EC Discounting Policy Errors


Historical Stock, Securities, Certificates, Fund, Bonds

The upcoming high-frequency economic data are unlikely to sway investors or policymakers. The key issue is whether price pressures are more than transitory, as officials at the Federal Reserve, European Central Bank, and the Bank of England say quite adamantly. Investors are less sanguine.  European bond yields rose to the highs for the year last week, but US rates remain soft.  After rising by nearly 85 bp in Q1 to 1.74%, the 10-year yield drifted lower here in Q2 and is averaged less than 1.65% in recent days. 

Many observers linked the rise of European yields to US rates in Q1, but here in Q2, European yields continued to move higher, even as US rates eased. The spreads over Germany have widened considerably. Last week, the Italian premium widened to nearly 123 bp from less than 100 bp when the ECB announced it would significantly boost its bond-buying under the Pandemic Emergency Purchase Program before easing back to 116 bp before the weekend as ECB President Lagarde hint at the possibility that there were not be a policy change at next month's meeting. The hawks are expected to push for a slowing of the purchases. The premium demanded from Spain has not risen as much, but like the Italian premium, it is above the 200-day moving average (over Germany) for the first time since last summer.  

A similar story is evident in the short end of the curve. The paying down of US Treasury bills, ahead of the debt ceiling waiver expiring, and as the stimulus funding is shifted out the curve, short-term US rates are soft. Three-month LIBOR fell to new record lows last week, dipping below 15 bp.The December 2021 Eurodollar premium over Euribor has fallen to about eight-month lows. The US discount to Canada on two-year money is the largest since last April.  Still, what draws some foreign investors to the US Treasury market is that one is compensated well to hedge out the currency risk (swap dollars). Under such conditions, the demand for Treasuries is not equivalent to the demand for dollars.

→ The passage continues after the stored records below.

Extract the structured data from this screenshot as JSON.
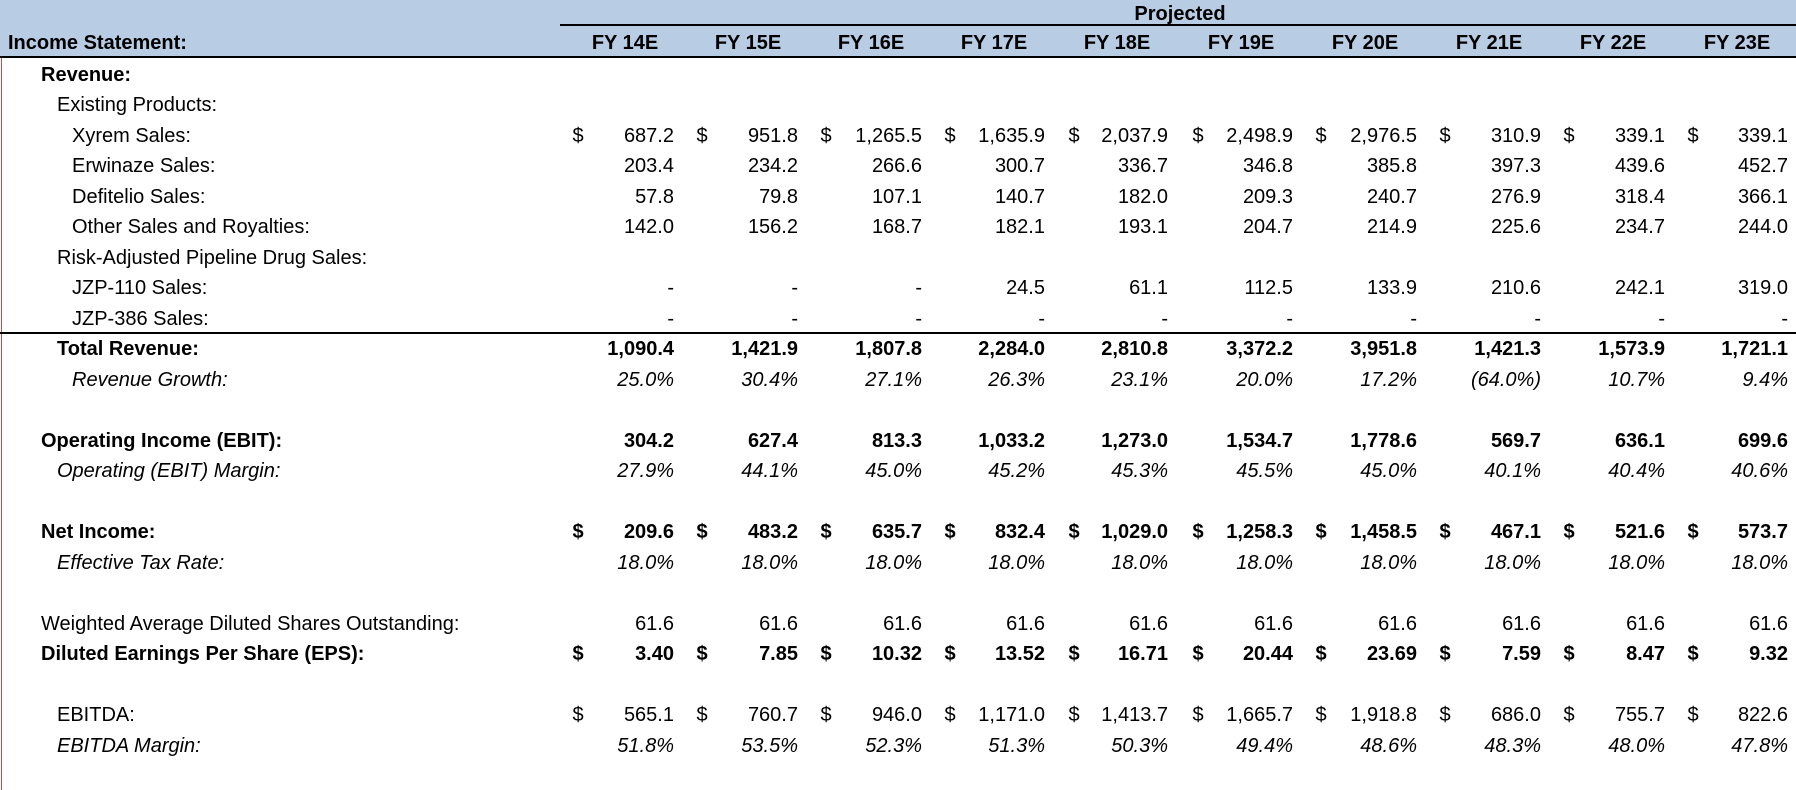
{
  "header": {
    "projected_label": "Projected",
    "statement_title": "Income Statement:",
    "years": [
      "FY 14E",
      "FY 15E",
      "FY 16E",
      "FY 17E",
      "FY 18E",
      "FY 19E",
      "FY 20E",
      "FY 21E",
      "FY 22E",
      "FY 23E"
    ]
  },
  "rows": [
    {
      "key": "revenue_heading",
      "label": "Revenue:",
      "indent": 1,
      "bold": true,
      "italic": false,
      "values": null,
      "dollar": false
    },
    {
      "key": "existing_products",
      "label": "Existing Products:",
      "indent": 2,
      "bold": false,
      "italic": false,
      "values": null,
      "dollar": false
    },
    {
      "key": "xyrem_sales",
      "label": "Xyrem Sales:",
      "indent": 3,
      "bold": false,
      "italic": false,
      "dollar": true,
      "values": [
        "687.2",
        "951.8",
        "1,265.5",
        "1,635.9",
        "2,037.9",
        "2,498.9",
        "2,976.5",
        "310.9",
        "339.1",
        "339.1"
      ]
    },
    {
      "key": "erwinaze_sales",
      "label": "Erwinaze Sales:",
      "indent": 3,
      "bold": false,
      "italic": false,
      "dollar": false,
      "values": [
        "203.4",
        "234.2",
        "266.6",
        "300.7",
        "336.7",
        "346.8",
        "385.8",
        "397.3",
        "439.6",
        "452.7"
      ]
    },
    {
      "key": "defitelio_sales",
      "label": "Defitelio Sales:",
      "indent": 3,
      "bold": false,
      "italic": false,
      "dollar": false,
      "values": [
        "57.8",
        "79.8",
        "107.1",
        "140.7",
        "182.0",
        "209.3",
        "240.7",
        "276.9",
        "318.4",
        "366.1"
      ]
    },
    {
      "key": "other_sales",
      "label": "Other Sales and Royalties:",
      "indent": 3,
      "bold": false,
      "italic": false,
      "dollar": false,
      "values": [
        "142.0",
        "156.2",
        "168.7",
        "182.1",
        "193.1",
        "204.7",
        "214.9",
        "225.6",
        "234.7",
        "244.0"
      ]
    },
    {
      "key": "pipeline_heading",
      "label": "Risk-Adjusted Pipeline Drug Sales:",
      "indent": 2,
      "bold": false,
      "italic": false,
      "values": null,
      "dollar": false
    },
    {
      "key": "jzp110_sales",
      "label": "JZP-110 Sales:",
      "indent": 3,
      "bold": false,
      "italic": false,
      "dollar": false,
      "values": [
        "-",
        "-",
        "-",
        "24.5",
        "61.1",
        "112.5",
        "133.9",
        "210.6",
        "242.1",
        "319.0"
      ]
    },
    {
      "key": "jzp386_sales",
      "label": "JZP-386 Sales:",
      "indent": 3,
      "bold": false,
      "italic": false,
      "dollar": false,
      "values": [
        "-",
        "-",
        "-",
        "-",
        "-",
        "-",
        "-",
        "-",
        "-",
        "-"
      ]
    },
    {
      "key": "total_revenue",
      "label": "Total Revenue:",
      "indent": 2,
      "bold": true,
      "italic": false,
      "dollar": false,
      "values": [
        "1,090.4",
        "1,421.9",
        "1,807.8",
        "2,284.0",
        "2,810.8",
        "3,372.2",
        "3,951.8",
        "1,421.3",
        "1,573.9",
        "1,721.1"
      ]
    },
    {
      "key": "revenue_growth",
      "label": "Revenue Growth:",
      "indent": 3,
      "bold": false,
      "italic": true,
      "dollar": false,
      "values": [
        "25.0%",
        "30.4%",
        "27.1%",
        "26.3%",
        "23.1%",
        "20.0%",
        "17.2%",
        "(64.0%)",
        "10.7%",
        "9.4%"
      ]
    },
    {
      "key": "ebit",
      "label": "Operating Income (EBIT):",
      "indent": 1,
      "bold": true,
      "italic": false,
      "dollar": false,
      "values": [
        "304.2",
        "627.4",
        "813.3",
        "1,033.2",
        "1,273.0",
        "1,534.7",
        "1,778.6",
        "569.7",
        "636.1",
        "699.6"
      ]
    },
    {
      "key": "ebit_margin",
      "label": "Operating (EBIT) Margin:",
      "indent": 2,
      "bold": false,
      "italic": true,
      "dollar": false,
      "values": [
        "27.9%",
        "44.1%",
        "45.0%",
        "45.2%",
        "45.3%",
        "45.5%",
        "45.0%",
        "40.1%",
        "40.4%",
        "40.6%"
      ]
    },
    {
      "key": "net_income",
      "label": "Net Income:",
      "indent": 1,
      "bold": true,
      "italic": false,
      "dollar": true,
      "values": [
        "209.6",
        "483.2",
        "635.7",
        "832.4",
        "1,029.0",
        "1,258.3",
        "1,458.5",
        "467.1",
        "521.6",
        "573.7"
      ]
    },
    {
      "key": "tax_rate",
      "label": "Effective Tax Rate:",
      "indent": 2,
      "bold": false,
      "italic": true,
      "dollar": false,
      "values": [
        "18.0%",
        "18.0%",
        "18.0%",
        "18.0%",
        "18.0%",
        "18.0%",
        "18.0%",
        "18.0%",
        "18.0%",
        "18.0%"
      ]
    },
    {
      "key": "diluted_shares",
      "label": "Weighted Average Diluted Shares Outstanding:",
      "indent": 1,
      "bold": false,
      "italic": false,
      "dollar": false,
      "values": [
        "61.6",
        "61.6",
        "61.6",
        "61.6",
        "61.6",
        "61.6",
        "61.6",
        "61.6",
        "61.6",
        "61.6"
      ]
    },
    {
      "key": "diluted_eps",
      "label": "Diluted Earnings Per Share (EPS):",
      "indent": 1,
      "bold": true,
      "italic": false,
      "dollar": true,
      "values": [
        "3.40",
        "7.85",
        "10.32",
        "13.52",
        "16.71",
        "20.44",
        "23.69",
        "7.59",
        "8.47",
        "9.32"
      ]
    },
    {
      "key": "ebitda",
      "label": "EBITDA:",
      "indent": 2,
      "bold": false,
      "italic": false,
      "dollar": true,
      "values": [
        "565.1",
        "760.7",
        "946.0",
        "1,171.0",
        "1,413.7",
        "1,665.7",
        "1,918.8",
        "686.0",
        "755.7",
        "822.6"
      ]
    },
    {
      "key": "ebitda_margin",
      "label": "EBITDA Margin:",
      "indent": 2,
      "bold": false,
      "italic": true,
      "dollar": false,
      "values": [
        "51.8%",
        "53.5%",
        "52.3%",
        "51.3%",
        "50.3%",
        "49.4%",
        "48.6%",
        "48.3%",
        "48.0%",
        "47.8%"
      ]
    }
  ],
  "currency_symbol": "$",
  "colors": {
    "header_band": "#b8cce4",
    "left_rule": "#c0504d"
  }
}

Indeed, it appears the low US short-term rates are forcing global investors further out on the US curve. Consider last week's TIC data. The newswires reported that China's Treasury holdings rose by $41.6 bln in March, the most since 2013. In truth, China was an even larger seller of US bills, and in fact, overall reduced overall Treasury holdings by $3.8 bln.   

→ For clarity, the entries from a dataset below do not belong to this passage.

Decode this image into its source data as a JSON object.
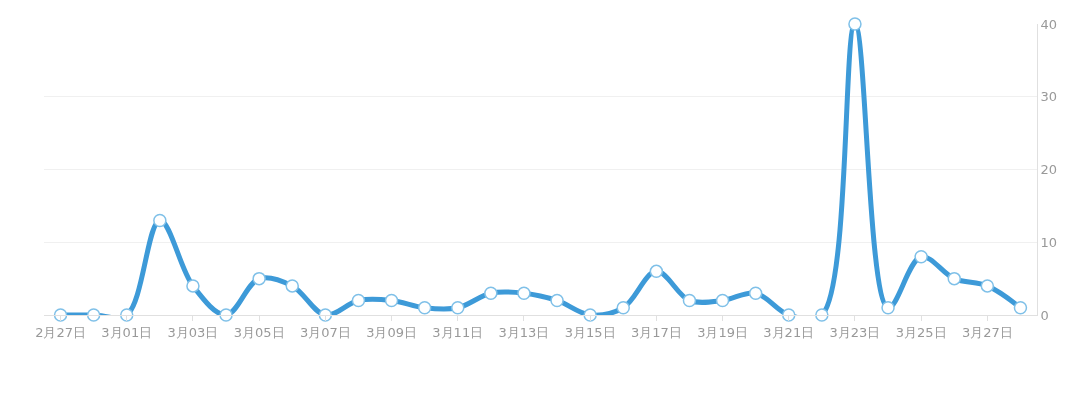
{
  "chart_data": {
    "type": "line",
    "categories": [
      "2月27日",
      null,
      "3月01日",
      null,
      "3月03日",
      null,
      "3月05日",
      null,
      "3月07日",
      null,
      "3月09日",
      null,
      "3月11日",
      null,
      "3月13日",
      null,
      "3月15日",
      null,
      "3月17日",
      null,
      "3月19日",
      null,
      "3月21日",
      null,
      "3月23日",
      null,
      "3月25日",
      null,
      "3月27日",
      null
    ],
    "series": [
      {
        "color": "#3d9ad8",
        "values": [
          0,
          0,
          0,
          13,
          4,
          0,
          5,
          4,
          0,
          2,
          2,
          1,
          1,
          3,
          3,
          2,
          0,
          1,
          6,
          2,
          2,
          3,
          0,
          0,
          40,
          1,
          8,
          5,
          4,
          1
        ]
      }
    ],
    "ylim": [
      0,
      40
    ],
    "yticks": [
      0,
      10,
      20,
      30,
      40
    ],
    "grid": "y",
    "marker": "circle",
    "line_style": "solid"
  }
}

It is not just China. The hedge funds that transact out of the Cayman Islands were said to boost their holdings by $34.9 bln after selling $100 bln in January and February. This is misleading. Cayman Islands' Treasury holdings finished last year a little shy of $223 bln. They fell roughly to $211 bln in January, to $204 bln in February, and $200 bln in March. Of the top 10 holders of US Treasuries, only Hong Kong and Luxembourg reported an increase.  Combined, it was about $2.7 bln compared with a $53.3 bln reduction by the other eight.